ABSTRACT

Investigation of the embryonic chromosomal status in RPL allows an accurate diagnosis to be reached, affects the patient’s subsequent prognosis and influences the treatment. In clinical practice the patient usually represents in the interval in between pregnancies, and often no information is available about the chromosomal status of previous miscarriages. Lack of information regarding the karyotype leads to inaccurate diagnosis.
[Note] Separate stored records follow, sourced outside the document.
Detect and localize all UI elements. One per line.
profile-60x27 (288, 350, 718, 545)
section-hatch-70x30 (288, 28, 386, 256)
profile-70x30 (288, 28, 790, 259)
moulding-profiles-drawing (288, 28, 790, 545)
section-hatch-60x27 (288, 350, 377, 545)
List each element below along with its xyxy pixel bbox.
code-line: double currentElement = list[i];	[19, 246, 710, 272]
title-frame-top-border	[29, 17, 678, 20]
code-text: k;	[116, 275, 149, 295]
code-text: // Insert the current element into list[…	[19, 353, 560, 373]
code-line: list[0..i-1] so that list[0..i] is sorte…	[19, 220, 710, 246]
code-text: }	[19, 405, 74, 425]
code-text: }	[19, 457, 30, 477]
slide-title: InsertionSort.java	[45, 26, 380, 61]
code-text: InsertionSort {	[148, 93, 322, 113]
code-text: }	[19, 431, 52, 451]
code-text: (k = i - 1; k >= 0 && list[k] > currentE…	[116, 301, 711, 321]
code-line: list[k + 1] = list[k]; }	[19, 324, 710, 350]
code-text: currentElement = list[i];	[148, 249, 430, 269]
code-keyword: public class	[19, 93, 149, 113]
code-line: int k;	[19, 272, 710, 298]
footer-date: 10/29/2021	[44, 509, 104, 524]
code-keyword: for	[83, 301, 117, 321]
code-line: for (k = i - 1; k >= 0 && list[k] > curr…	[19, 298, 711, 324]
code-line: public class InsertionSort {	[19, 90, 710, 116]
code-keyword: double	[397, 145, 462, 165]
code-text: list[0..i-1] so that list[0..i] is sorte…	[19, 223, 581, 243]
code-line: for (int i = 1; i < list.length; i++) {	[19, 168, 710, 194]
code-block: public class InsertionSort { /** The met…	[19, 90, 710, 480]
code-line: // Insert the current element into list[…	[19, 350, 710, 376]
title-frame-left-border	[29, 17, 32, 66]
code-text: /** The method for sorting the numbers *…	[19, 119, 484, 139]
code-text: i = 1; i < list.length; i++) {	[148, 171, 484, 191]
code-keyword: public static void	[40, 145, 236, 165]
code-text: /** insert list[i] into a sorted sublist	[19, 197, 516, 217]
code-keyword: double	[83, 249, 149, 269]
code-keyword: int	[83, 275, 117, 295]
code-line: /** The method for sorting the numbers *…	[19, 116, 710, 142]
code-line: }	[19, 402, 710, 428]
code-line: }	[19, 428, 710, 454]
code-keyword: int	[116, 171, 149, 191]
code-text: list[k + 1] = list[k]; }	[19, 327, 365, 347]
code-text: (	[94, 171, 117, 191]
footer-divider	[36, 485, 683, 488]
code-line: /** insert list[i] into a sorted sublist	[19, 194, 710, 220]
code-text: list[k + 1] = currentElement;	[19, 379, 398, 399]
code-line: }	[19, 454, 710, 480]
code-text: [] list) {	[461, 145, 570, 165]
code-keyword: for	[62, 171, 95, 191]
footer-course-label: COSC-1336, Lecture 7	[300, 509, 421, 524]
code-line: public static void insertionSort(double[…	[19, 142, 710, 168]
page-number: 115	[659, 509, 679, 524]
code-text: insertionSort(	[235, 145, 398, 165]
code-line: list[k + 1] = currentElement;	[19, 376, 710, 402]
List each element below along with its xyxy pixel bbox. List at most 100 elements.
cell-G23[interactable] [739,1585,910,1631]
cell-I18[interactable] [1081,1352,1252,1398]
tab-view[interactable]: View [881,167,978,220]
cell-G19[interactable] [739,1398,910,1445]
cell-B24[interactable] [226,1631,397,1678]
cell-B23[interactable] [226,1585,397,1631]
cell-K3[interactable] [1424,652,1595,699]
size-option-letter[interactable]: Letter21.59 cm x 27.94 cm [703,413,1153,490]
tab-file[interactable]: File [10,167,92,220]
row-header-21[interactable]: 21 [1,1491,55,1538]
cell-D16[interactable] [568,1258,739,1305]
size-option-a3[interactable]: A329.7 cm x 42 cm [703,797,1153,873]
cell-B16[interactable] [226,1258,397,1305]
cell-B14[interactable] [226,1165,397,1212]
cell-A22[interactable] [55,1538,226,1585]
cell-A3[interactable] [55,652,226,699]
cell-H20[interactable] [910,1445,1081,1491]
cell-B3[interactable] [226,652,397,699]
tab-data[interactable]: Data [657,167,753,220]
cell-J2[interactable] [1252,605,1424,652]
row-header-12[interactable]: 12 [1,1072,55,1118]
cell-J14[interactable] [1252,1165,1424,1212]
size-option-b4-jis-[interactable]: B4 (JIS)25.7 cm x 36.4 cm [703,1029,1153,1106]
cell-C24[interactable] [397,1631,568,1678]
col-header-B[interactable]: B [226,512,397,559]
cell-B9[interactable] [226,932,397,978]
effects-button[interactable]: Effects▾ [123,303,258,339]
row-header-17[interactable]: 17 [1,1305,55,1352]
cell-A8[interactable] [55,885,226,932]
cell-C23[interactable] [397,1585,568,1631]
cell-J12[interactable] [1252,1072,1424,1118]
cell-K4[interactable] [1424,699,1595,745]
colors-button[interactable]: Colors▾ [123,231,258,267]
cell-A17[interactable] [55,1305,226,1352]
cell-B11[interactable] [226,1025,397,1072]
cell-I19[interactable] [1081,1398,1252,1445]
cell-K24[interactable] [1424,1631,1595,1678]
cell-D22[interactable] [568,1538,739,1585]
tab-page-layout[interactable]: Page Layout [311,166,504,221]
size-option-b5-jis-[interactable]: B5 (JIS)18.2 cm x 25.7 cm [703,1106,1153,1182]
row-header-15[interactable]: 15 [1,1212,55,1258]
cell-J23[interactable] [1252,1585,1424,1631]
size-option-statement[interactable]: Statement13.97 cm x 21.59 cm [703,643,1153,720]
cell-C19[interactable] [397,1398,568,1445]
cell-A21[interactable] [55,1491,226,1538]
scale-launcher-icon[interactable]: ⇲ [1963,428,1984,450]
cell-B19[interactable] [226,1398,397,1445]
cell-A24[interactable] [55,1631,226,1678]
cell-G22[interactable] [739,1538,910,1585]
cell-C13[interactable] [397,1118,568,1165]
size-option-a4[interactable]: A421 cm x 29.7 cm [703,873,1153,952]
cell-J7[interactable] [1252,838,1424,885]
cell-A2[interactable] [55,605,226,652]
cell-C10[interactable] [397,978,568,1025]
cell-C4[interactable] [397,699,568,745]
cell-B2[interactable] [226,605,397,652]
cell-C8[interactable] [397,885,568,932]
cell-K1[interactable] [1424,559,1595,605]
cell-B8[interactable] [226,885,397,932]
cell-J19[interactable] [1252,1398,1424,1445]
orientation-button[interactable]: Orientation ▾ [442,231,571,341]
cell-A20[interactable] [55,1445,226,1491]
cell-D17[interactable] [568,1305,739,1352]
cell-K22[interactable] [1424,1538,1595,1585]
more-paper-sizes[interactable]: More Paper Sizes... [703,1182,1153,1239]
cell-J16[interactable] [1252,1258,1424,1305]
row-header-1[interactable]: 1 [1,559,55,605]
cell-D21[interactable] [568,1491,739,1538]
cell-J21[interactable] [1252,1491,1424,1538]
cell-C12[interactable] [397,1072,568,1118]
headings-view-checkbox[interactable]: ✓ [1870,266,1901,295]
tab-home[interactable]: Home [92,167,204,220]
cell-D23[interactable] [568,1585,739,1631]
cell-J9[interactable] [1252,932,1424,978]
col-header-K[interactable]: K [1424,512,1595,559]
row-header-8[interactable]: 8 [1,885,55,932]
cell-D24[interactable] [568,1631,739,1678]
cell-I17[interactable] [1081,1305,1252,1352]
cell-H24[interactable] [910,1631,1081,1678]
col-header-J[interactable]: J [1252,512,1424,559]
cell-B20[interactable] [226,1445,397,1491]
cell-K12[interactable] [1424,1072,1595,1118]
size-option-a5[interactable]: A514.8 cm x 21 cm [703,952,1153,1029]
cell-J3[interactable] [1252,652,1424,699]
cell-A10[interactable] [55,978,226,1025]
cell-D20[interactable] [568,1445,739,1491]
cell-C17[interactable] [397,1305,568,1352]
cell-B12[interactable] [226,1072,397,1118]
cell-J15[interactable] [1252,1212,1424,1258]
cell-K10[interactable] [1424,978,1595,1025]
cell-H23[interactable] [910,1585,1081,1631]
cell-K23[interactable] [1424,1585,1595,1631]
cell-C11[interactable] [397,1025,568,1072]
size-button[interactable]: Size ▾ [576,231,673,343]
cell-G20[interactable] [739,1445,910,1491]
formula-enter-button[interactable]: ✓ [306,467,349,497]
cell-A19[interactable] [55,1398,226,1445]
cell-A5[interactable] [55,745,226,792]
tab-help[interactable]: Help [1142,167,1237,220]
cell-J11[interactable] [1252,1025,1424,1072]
Embryonic chromosomal aberrations account for between 25% and 60% of recurrent miscarriages.1-5 Dhillon et al.6 have shown in a metaanalysis that chromosomal microarrays can detect an additional 13% of genetic abnormalities in the abortus than can conventional karyotyping. Moreover, embryonic chromosomal aberrations have been found in the presence of other presumptive causes of pregnancy loss. In antiphospholipid syndrome, two series have reported incidences of 20%7 and 40%.2 Carp et al.8 have reported four chromosomal aberrations in patients with hereditary thrombophilias. In a series by Carp et  al.,3 trisomies were the most common form of aberration, occuring in 66.7% of chromosomally aberrant embryos, with trisomies 21, 16, and 18 being the most common, followed by monosomy X and triploidies. However, since the publication of that series numerous other aberrations have been seen.